Découvrir la forêt Fleche breadcrumb La petite histoire des Hautes-Laurentides

La petite histoire des Hautes-Laurentides

La naissance des Hautes-Laurentides
Les premières nations
Les forestiers
Les colons agriculteurs
Aujourd'hui


La naissance des Hautes-Laurentides

Il y a 100 000 ans débutait la dernière des quatre glaciations qui ont façonné le visage du bouclier Laurentien.  Cette période glaciaire a atteint son apogée il y a 20 000 ans, alors que le glacier qui couvrait presque tout le Canada s’étendait au sud jusqu’à l’état du Wisconsin et atteignait jusqu’à  2,5 km d’épaisseur.  Le poids colossal de cette masse de glace a enfoncé la croûte terrestre de 700 mètres.

La fonte graduelle du glacier s’amorce il y a environ 18 000 ans et atteint le plateau Laurentien il y a 11 000 ans.  Une quantité phénoménale d’eau est alors libérée et doit se creuser un chemin sous la glace et à la périphérie du glacier en érodant la roche la plus friable. C’est ainsi que furent creusées les nombreuses vallées qui accueillent nos rivières et composent le paysage que nous connaissons aujourd’hui.

HAUT DE PAGE


La première génération d’humains à coloniser les Hautes-Laurentides

Les Premières Nations

Après la fonte des glaces, la végétation se réinstalle progressivement favorisant la réorganisation des communautés animales, ce qui permettra la survie des humains. Des recherches archéologiques réalisées dans la région révèlent que des groupes primitifs occupaient le territoire il y a de cela au moins 4 000 ans. Les fouilles ont mis au jour divers outils et armes dont des pointes de lances taillées dans le quartz et pointes de flèches en silex ainsi que des fragments de poteries finement décorées.

Ces hommes et ces femmes, que les archéologues appellent les Bouclériens, ont remonté le fleuve Saint-Laurent et le Plateau Laurentien par les nombreux lacs et cours d’eau afin d’y trouver leur subsistance. Selon les saisons, ils cueillent les fruits sauvages, pêchent le poisson et chassent les orignaux, caribous et wapitis pour s’en nourrir et se confectionner outils, vêtements et abris à partir de leur fourrure, leurs os et leurs bois.  On voyage sur l’eau à l’aide de canots faits de bois de cèdre et d’écorce de bouleau. Les Bouclériens transmettront leurs coutumes et savoir-faire à leur descendance, les Anish-nah-be, qui signifie « les vrais hommes » qu’on nommera plus tard les Algonquins.

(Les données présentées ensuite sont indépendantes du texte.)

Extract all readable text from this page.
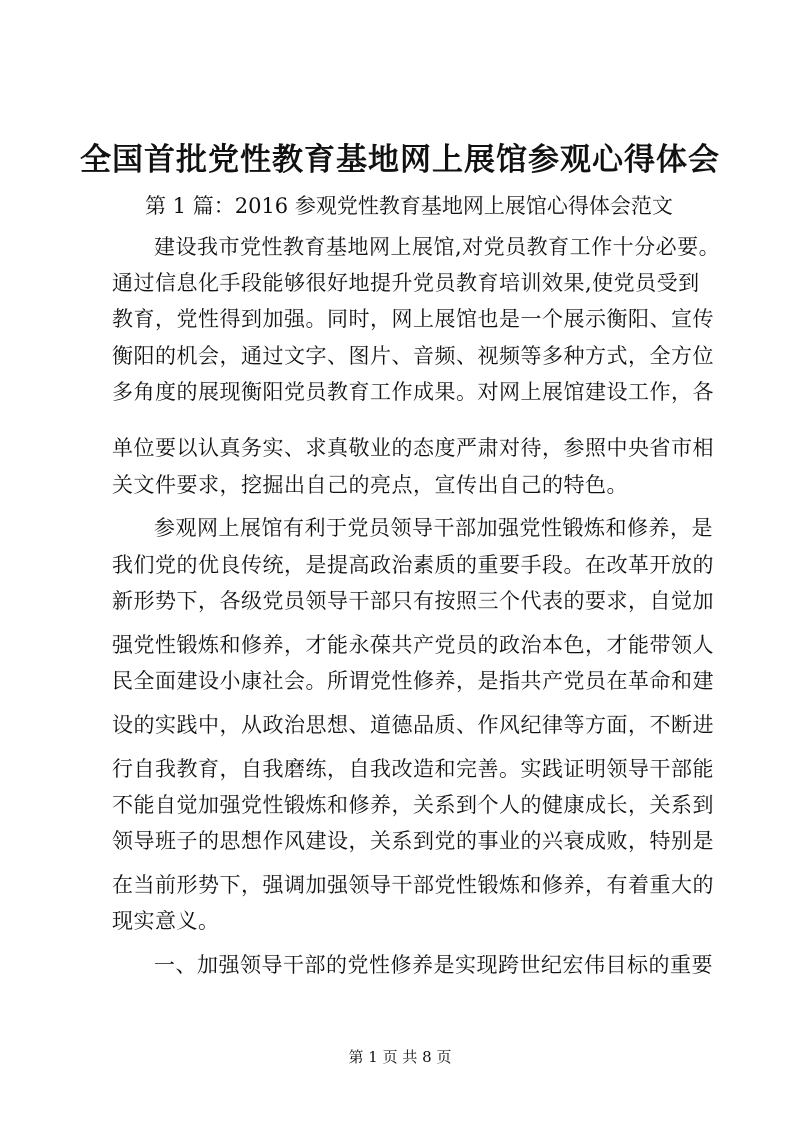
全国首批党性教育基地网上展馆参观心得体会

第 1 篇：2016 参观党性教育基地网上展馆心得体会范文

建设我市党性教育基地网上展馆,对党员教育工作十分必要。

通过信息化手段能够很好地提升党员教育培训效果,使党员受到

教育，党性得到加强。同时，网上展馆也是一个展示衡阳、宣传

衡阳的机会，通过文字、图片、音频、视频等多种方式，全方位

多角度的展现衡阳党员教育工作成果。对网上展馆建设工作，各

单位要以认真务实、求真敬业的态度严肃对待，参照中央省市相

关文件要求，挖掘出自己的亮点，宣传出自己的特色。

参观网上展馆有利于党员领导干部加强党性锻炼和修养，是

我们党的优良传统，是提高政治素质的重要手段。在改革开放的

新形势下，各级党员领导干部只有按照三个代表的要求，自觉加

强党性锻炼和修养，才能永葆共产党员的政治本色，才能带领人

民全面建设小康社会。所谓党性修养，是指共产党员在革命和建

设的实践中，从政治思想、道德品质、作风纪律等方面，不断进

行自我教育，自我磨练，自我改造和完善。实践证明领导干部能

不能自觉加强党性锻炼和修养，关系到个人的健康成长，关系到

领导班子的思想作风建设，关系到党的事业的兴衰成败，特别是

在当前形势下，强调加强领导干部党性锻炼和修养，有着重大的

现实意义。

一、加强领导干部的党性修养是实现跨世纪宏伟目标的重要

第 1 页 共 8 页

On attribue à ces derniers le nom donné à la rivière du Lièvre.  Selon leur mythologie, le Grand-Lièvre, un esprit du bien, aurait sauvé les animaux en les recueillant dans son grand canot alors qu’un esprit du mal tentait de les noyer par de fortes pluies.  Par respect, les Algonquins le dessinaient, corps humain avec oreilles de lièvre, sur les parois rocheuses verticales qui plongent dans la rivière.

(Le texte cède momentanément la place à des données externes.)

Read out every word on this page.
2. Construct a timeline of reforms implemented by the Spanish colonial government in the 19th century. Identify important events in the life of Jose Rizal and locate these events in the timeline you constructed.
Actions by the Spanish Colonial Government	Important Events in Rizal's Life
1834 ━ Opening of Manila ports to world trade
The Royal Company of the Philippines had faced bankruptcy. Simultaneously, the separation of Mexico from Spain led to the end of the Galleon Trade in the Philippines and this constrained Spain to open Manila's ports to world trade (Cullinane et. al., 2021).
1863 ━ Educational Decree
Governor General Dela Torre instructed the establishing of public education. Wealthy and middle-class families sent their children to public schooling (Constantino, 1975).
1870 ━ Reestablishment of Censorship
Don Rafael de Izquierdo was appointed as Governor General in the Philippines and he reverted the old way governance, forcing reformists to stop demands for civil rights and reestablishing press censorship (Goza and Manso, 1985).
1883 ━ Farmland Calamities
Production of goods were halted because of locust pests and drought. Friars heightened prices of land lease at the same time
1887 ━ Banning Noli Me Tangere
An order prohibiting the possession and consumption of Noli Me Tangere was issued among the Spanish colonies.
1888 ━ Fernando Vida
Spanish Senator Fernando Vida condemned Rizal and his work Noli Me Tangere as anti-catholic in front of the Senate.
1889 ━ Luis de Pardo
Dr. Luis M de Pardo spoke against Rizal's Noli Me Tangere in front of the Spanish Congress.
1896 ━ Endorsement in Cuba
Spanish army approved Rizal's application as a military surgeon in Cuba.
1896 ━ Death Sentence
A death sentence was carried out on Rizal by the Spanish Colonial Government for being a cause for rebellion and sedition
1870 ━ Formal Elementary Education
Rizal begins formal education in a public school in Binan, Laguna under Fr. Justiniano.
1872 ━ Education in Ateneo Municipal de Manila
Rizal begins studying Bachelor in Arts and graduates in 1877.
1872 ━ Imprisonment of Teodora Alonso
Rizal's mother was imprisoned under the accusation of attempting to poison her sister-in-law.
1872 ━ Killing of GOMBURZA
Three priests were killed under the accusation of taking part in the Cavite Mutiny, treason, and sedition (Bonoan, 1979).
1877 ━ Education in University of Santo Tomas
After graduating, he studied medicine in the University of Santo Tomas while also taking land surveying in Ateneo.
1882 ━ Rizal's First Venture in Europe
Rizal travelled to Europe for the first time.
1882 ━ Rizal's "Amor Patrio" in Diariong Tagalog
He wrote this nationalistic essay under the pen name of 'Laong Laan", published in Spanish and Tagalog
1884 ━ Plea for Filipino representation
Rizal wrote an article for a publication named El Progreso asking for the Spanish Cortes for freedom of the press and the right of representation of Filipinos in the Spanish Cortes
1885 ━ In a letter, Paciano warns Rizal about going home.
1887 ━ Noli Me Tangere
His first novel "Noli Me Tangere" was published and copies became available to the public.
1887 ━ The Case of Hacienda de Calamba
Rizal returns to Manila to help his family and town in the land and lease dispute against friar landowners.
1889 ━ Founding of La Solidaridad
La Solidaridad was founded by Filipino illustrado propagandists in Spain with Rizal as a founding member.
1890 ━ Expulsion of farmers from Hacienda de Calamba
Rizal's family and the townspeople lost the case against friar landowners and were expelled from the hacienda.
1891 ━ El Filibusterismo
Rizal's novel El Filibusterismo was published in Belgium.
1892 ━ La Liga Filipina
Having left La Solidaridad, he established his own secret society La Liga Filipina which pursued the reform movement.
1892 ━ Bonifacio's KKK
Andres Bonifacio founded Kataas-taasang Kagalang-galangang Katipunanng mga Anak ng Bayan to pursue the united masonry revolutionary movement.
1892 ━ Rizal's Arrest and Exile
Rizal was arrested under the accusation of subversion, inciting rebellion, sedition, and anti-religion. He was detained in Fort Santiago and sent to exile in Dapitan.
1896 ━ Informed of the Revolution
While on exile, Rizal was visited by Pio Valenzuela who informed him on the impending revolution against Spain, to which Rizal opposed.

Sur une période de plus de 5 000 ans, les peuplades autochtones qui occupent le nord de l’Amérique, puisent leur subsistance de la nature environnante et développent des relations commerciales entre les diverses nations.

Puis, au 17ième siècle, l’homme blanc remonte les rivières…

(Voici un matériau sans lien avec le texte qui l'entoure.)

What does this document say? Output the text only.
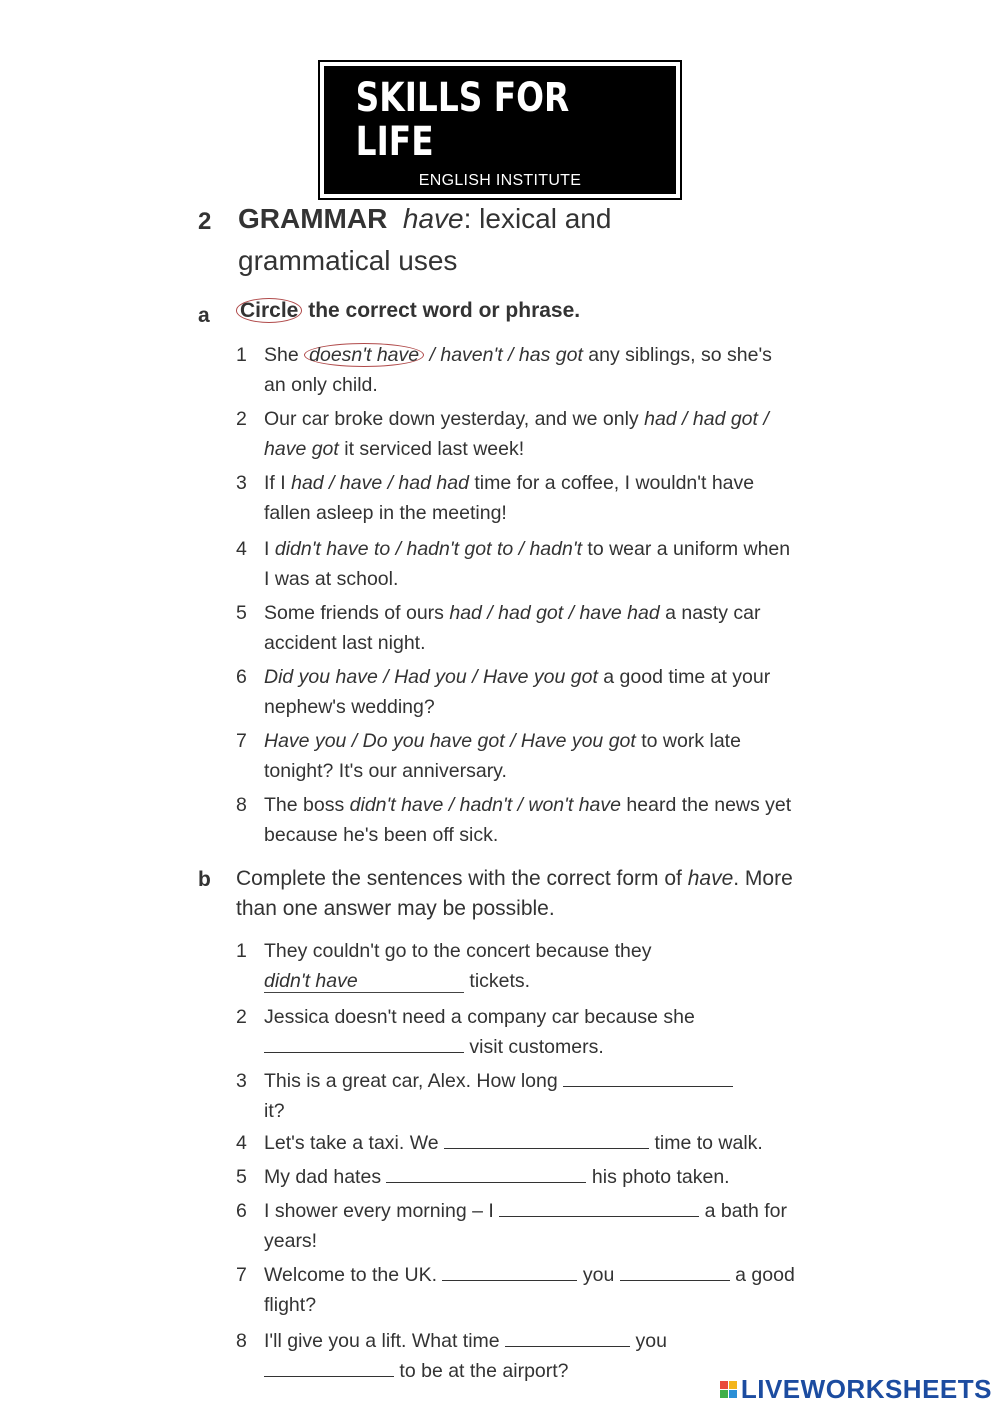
SKILLS FOR LIFE
ENGLISH INSTITUTE
2 GRAMMAR have: lexical and grammatical uses
a Circle the correct word or phrase.
1 She doesn't have / haven't / has got any siblings, so she's an only child.
2 Our car broke down yesterday, and we only had / had got / have got it serviced last week!
3 If I had / have / had had time for a coffee, I wouldn't have fallen asleep in the meeting!
4 I didn't have to / hadn't got to / hadn't to wear a uniform when I was at school.
5 Some friends of ours had / had got / have had a nasty car accident last night.
6 Did you have / Had you / Have you got a good time at your nephew's wedding?
7 Have you / Do you have got / Have you got to work late tonight? It's our anniversary.
8 The boss didn't have / hadn't / won't have heard the news yet because he's been off sick.
b Complete the sentences with the correct form of have. More than one answer may be possible.
1 They couldn't go to the concert because they
didn't have	tickets.
2 Jessica doesn't need a company car because she
visit customers.
3 This is a great car, Alex. How long
it?
4 Let's take a taxi. We	time to walk.
5 My dad hates	his photo taken.
6 I shower every morning – I	a bath for years!
7 Welcome to the UK.	you	a good flight?
8 I'll give you a lift. What time	you  to be at the airport?
LIVEWORKSHEETS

La première mention documentée de la rivière du Lièvre nous vient de Samuel de Champlain qui, passant devant son embouchure en remontant la rivière des Outaouais en 1613 la décrit en ces mots : « …une autre ‘’rivière’’ fort belle et spacieuse, qui vient d’une nation appelée Ouescharini… (La Petite Nation)  Cette rivière est fort plaisante, et à causes des belles îles qu’elle contient et des terres garnies de beaux bois clairs qui la bordent, la terre est bonne pour le labourage.».

Guidés par les Amérindiens, les explorateurs venus d’Europe pénètrent le territoire. Avides de fourrures de castor pour combler la demande européenne, les blancs font le commerce avec les Algonquins qui troquent leurs prises contre les fusils, des objets de métal et l’eau de vie.  Bien qu’à cette époque l’Europe avait déjà érigé ses grandes cathédrales, les amérindiens vivaient encore à l’âge de pierre.  L’arrivée des haches de métal et des casseroles par exemple, a permis d’améliorer considérablement leurs conditions de vie.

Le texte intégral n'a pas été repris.